Physical characteristics
- Source: Beringen (Limburg)
- • location: Beringen, Belgium
- • elevation: 57.5m
- Mouth: Demer (river)
- • location: Scherpenheuvel-Zichem, Belgium
- • coordinates: 51°5′15.06″N 5°15′51.28″E﻿ / ﻿51.0875167°N 5.2642444°E
- • elevation: 17 m (56 ft)
- Length: 35 km (22 mi)
- Basin size: 85,44 km²
- • maximum: 0,896 m³/s

= Winter brook (Beringen) =

Winter brook in Belgium

The Winter brook (Dutch: Winterbeek) is the mainstream in a network of partially excavated stream beds in Belgium in the Southern Campine region. The Winter brook originates in Beverlo (a district of Beringen), and, after a course of 32 km, it flows into the Demer River in Scherpenheuvel-Zichem. Along this course, the stream changes names multiple times.

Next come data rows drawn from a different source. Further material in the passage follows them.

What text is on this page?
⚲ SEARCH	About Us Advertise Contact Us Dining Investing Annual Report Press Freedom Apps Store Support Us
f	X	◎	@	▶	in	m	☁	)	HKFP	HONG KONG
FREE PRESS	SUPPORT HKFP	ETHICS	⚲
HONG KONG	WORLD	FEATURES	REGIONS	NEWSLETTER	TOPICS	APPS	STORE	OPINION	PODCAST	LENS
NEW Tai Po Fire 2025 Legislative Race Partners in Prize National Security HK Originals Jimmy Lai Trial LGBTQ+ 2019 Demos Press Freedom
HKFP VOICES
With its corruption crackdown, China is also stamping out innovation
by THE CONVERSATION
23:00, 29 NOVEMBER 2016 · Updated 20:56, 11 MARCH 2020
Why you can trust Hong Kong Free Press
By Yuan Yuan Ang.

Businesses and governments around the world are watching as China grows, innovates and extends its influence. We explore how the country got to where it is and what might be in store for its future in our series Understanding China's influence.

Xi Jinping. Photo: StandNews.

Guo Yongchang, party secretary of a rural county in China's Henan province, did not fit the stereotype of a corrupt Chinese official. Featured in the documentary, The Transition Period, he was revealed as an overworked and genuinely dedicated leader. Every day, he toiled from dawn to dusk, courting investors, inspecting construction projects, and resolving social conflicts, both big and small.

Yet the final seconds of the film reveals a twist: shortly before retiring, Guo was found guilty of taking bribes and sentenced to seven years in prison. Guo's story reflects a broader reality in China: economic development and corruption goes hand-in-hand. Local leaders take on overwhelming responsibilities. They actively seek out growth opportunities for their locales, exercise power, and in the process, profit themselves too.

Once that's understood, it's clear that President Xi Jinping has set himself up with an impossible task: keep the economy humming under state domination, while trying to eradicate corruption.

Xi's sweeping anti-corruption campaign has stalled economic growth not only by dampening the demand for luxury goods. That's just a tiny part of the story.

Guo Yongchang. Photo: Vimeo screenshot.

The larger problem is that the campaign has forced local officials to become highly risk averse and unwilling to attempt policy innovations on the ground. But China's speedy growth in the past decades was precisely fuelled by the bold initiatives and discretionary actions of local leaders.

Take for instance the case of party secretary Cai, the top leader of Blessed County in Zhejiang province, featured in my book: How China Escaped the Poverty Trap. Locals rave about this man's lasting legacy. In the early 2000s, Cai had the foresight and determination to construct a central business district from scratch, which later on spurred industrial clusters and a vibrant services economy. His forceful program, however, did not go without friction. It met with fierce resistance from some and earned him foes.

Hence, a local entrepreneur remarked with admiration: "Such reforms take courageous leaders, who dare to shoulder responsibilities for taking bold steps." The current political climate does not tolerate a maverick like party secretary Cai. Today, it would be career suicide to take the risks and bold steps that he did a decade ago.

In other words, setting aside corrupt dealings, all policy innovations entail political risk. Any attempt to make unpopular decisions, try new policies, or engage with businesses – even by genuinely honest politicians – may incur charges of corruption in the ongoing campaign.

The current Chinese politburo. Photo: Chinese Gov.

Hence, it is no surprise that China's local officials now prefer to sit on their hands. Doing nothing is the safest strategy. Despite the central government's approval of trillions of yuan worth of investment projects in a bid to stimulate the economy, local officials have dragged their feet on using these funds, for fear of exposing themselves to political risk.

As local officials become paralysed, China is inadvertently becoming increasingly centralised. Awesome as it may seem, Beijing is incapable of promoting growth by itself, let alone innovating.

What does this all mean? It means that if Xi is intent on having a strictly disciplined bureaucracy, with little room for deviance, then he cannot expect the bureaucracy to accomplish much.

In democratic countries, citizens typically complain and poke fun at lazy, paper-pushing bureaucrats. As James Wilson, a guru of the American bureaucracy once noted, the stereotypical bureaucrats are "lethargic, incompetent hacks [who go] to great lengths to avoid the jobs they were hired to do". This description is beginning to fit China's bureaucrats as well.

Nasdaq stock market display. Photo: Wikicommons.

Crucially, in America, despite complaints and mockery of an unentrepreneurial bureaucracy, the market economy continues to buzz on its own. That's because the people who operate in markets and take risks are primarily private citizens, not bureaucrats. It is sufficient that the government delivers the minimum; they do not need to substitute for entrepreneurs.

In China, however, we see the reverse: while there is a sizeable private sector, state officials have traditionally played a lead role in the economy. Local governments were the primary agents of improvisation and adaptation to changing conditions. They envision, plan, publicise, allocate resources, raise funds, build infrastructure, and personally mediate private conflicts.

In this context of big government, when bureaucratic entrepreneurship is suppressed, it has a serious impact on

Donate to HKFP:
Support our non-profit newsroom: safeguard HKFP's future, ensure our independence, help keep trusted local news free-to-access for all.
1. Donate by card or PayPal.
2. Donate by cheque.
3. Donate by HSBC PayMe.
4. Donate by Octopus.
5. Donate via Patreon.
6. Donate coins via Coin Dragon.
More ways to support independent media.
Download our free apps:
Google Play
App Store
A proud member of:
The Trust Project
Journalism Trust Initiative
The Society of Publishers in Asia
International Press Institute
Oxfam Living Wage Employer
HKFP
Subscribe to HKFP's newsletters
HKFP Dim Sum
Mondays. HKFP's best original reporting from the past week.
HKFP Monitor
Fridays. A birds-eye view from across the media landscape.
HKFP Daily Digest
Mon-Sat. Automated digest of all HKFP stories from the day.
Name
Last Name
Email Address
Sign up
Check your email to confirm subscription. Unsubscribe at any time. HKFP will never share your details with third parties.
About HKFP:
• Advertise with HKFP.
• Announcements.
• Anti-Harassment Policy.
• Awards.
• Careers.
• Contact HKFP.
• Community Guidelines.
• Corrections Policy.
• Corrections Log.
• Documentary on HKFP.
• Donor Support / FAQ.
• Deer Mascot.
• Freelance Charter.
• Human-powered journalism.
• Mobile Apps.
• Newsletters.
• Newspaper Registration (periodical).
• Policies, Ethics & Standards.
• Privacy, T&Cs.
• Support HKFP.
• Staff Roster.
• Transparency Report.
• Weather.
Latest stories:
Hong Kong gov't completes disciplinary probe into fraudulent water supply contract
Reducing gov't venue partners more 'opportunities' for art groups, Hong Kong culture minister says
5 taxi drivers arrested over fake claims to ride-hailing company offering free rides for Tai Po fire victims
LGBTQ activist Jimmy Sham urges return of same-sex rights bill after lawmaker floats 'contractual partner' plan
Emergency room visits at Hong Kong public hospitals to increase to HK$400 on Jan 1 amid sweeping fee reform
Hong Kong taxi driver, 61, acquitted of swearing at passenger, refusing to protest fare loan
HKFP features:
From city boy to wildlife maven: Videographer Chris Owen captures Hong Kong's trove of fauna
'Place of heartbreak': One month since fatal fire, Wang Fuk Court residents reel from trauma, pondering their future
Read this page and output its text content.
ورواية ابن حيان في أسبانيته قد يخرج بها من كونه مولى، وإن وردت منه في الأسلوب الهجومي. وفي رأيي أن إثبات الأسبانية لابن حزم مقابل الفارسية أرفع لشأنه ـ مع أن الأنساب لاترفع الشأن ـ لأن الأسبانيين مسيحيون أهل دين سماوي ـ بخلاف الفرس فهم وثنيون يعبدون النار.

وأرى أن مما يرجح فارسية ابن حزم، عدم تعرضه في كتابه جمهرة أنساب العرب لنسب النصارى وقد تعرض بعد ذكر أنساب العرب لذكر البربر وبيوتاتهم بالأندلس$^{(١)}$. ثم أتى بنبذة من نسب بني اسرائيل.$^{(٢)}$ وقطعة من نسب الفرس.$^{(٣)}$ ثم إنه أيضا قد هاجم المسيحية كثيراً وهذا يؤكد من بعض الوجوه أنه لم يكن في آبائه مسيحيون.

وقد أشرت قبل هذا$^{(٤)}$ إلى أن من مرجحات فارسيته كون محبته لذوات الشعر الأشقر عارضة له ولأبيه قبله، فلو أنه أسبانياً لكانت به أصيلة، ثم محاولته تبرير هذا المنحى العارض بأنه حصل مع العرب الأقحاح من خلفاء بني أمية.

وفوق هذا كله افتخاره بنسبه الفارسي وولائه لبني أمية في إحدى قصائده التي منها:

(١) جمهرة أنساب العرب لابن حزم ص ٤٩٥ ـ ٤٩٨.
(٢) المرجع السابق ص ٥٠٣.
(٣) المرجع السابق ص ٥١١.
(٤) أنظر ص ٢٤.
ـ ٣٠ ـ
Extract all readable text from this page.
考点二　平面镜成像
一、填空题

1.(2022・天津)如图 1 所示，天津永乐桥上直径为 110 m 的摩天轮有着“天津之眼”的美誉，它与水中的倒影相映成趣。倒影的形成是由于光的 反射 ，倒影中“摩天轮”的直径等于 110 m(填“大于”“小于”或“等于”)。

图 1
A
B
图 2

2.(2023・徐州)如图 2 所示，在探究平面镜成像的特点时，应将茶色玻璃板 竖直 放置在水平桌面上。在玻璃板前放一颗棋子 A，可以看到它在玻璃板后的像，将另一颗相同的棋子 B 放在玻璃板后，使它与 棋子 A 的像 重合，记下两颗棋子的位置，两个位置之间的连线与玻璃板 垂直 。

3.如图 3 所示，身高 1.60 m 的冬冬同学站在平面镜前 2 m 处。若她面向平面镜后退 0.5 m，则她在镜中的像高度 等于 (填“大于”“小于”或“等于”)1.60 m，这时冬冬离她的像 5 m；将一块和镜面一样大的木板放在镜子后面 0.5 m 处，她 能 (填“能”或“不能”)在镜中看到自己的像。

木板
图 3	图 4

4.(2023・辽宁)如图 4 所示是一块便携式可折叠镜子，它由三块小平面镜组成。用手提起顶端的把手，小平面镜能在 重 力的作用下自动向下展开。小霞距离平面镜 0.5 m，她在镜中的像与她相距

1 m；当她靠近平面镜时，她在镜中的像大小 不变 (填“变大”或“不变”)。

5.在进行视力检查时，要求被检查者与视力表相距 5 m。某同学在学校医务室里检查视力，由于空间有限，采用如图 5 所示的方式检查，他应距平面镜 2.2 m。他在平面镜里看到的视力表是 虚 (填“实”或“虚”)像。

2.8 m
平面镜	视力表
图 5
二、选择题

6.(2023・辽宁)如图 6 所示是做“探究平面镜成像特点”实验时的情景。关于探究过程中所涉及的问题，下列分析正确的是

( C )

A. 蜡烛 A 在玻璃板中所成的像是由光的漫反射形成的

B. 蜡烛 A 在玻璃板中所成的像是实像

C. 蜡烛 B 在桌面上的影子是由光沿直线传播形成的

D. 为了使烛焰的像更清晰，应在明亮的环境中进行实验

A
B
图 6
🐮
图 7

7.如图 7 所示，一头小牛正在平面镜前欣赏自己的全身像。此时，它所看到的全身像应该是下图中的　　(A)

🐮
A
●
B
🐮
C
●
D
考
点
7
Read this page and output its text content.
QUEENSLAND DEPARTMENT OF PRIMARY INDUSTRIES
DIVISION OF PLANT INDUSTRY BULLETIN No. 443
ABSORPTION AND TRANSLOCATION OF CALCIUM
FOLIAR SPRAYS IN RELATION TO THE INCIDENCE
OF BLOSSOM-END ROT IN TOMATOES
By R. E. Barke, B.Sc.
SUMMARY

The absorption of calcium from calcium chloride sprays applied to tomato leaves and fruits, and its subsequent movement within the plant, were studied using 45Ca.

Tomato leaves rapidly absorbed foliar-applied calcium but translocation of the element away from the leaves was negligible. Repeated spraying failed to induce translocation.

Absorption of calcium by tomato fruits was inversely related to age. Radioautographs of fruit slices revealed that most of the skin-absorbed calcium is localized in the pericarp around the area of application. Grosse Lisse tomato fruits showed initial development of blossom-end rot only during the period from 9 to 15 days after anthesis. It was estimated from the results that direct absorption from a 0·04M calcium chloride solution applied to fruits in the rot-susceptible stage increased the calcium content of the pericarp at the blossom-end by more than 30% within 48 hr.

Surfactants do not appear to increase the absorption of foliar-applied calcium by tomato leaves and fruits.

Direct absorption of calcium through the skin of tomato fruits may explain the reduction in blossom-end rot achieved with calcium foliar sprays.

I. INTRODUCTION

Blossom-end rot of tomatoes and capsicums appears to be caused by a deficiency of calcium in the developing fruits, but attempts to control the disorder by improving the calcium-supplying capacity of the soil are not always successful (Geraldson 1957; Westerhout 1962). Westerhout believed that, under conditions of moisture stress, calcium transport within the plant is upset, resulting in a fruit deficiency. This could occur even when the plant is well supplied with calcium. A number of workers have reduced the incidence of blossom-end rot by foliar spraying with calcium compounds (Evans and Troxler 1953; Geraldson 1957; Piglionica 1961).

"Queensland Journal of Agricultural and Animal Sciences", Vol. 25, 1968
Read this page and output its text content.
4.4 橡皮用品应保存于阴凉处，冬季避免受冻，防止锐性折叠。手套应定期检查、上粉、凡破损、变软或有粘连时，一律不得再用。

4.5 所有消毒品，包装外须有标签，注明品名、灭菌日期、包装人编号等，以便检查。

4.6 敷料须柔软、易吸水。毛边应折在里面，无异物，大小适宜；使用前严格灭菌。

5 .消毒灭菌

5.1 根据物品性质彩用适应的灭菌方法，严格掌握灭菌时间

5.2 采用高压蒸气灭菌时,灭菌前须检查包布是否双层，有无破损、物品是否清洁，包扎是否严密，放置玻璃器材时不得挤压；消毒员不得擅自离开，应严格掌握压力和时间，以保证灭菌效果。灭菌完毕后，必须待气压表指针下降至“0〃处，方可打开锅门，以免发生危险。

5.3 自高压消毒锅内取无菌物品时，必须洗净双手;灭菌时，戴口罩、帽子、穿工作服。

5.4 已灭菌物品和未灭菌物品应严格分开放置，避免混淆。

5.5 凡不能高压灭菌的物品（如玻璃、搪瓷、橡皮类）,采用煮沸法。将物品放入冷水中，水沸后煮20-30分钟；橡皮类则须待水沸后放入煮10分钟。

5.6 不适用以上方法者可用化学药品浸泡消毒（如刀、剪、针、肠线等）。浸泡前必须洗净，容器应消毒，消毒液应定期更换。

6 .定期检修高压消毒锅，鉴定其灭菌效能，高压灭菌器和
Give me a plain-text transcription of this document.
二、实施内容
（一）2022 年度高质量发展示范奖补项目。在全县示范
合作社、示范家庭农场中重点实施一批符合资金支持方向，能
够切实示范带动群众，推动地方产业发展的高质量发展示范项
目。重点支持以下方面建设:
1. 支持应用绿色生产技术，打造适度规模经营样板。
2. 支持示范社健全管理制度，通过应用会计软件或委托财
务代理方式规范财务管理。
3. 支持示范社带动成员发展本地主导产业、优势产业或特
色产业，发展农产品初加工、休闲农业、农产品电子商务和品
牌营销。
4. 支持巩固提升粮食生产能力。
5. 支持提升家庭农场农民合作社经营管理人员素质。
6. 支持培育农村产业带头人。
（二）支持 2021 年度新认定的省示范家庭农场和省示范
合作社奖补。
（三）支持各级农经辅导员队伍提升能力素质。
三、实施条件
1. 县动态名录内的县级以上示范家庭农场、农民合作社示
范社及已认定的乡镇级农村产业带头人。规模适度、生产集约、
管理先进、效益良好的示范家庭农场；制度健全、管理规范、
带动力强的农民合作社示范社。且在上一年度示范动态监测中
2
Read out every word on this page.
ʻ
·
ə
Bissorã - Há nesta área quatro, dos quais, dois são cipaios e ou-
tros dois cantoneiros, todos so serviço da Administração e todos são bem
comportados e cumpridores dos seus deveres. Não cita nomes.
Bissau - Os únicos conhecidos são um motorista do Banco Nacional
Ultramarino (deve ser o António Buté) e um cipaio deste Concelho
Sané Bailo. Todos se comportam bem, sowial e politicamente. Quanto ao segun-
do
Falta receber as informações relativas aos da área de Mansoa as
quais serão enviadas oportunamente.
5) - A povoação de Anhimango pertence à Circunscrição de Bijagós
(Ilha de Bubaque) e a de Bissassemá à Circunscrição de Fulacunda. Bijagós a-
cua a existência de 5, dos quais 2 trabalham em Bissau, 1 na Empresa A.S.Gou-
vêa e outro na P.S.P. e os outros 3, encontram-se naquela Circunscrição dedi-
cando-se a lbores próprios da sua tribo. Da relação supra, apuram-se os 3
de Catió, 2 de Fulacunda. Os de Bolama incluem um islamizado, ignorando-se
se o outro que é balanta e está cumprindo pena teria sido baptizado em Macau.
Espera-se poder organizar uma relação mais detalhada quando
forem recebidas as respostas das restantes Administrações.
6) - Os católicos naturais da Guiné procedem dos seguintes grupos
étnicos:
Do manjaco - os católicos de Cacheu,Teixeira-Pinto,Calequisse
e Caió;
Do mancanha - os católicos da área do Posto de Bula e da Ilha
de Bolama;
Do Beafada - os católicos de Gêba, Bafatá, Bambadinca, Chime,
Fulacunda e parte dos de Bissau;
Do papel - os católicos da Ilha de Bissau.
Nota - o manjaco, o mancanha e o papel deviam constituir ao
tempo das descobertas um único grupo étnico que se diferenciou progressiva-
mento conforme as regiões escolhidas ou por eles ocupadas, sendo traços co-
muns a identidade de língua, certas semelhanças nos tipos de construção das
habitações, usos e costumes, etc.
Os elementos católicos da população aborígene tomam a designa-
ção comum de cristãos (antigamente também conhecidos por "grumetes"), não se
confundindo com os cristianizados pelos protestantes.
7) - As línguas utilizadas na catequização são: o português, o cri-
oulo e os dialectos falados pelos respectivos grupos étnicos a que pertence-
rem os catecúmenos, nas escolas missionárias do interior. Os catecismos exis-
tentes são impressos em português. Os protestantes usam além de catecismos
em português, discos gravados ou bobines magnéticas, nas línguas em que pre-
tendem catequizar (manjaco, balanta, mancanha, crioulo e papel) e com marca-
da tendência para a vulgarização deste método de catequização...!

It is a tributary of the Demer River. The basin spans over 85 km^{2}, and the stream is over 32 kilometers long. The Winter brook flows through the natural area Vallei van de Drie Beken south of the village Deurne. The source area is on the Campine region, at 57.5 m elevation. The confluence with the Demer River is at 17 m elevation.

It should not be confused with the Winter brook in Beverst or the slightly more southerly flowing Winter brook in Koersel and Beringen Center, which flows into the Zwarte Beek to the west of Beringen.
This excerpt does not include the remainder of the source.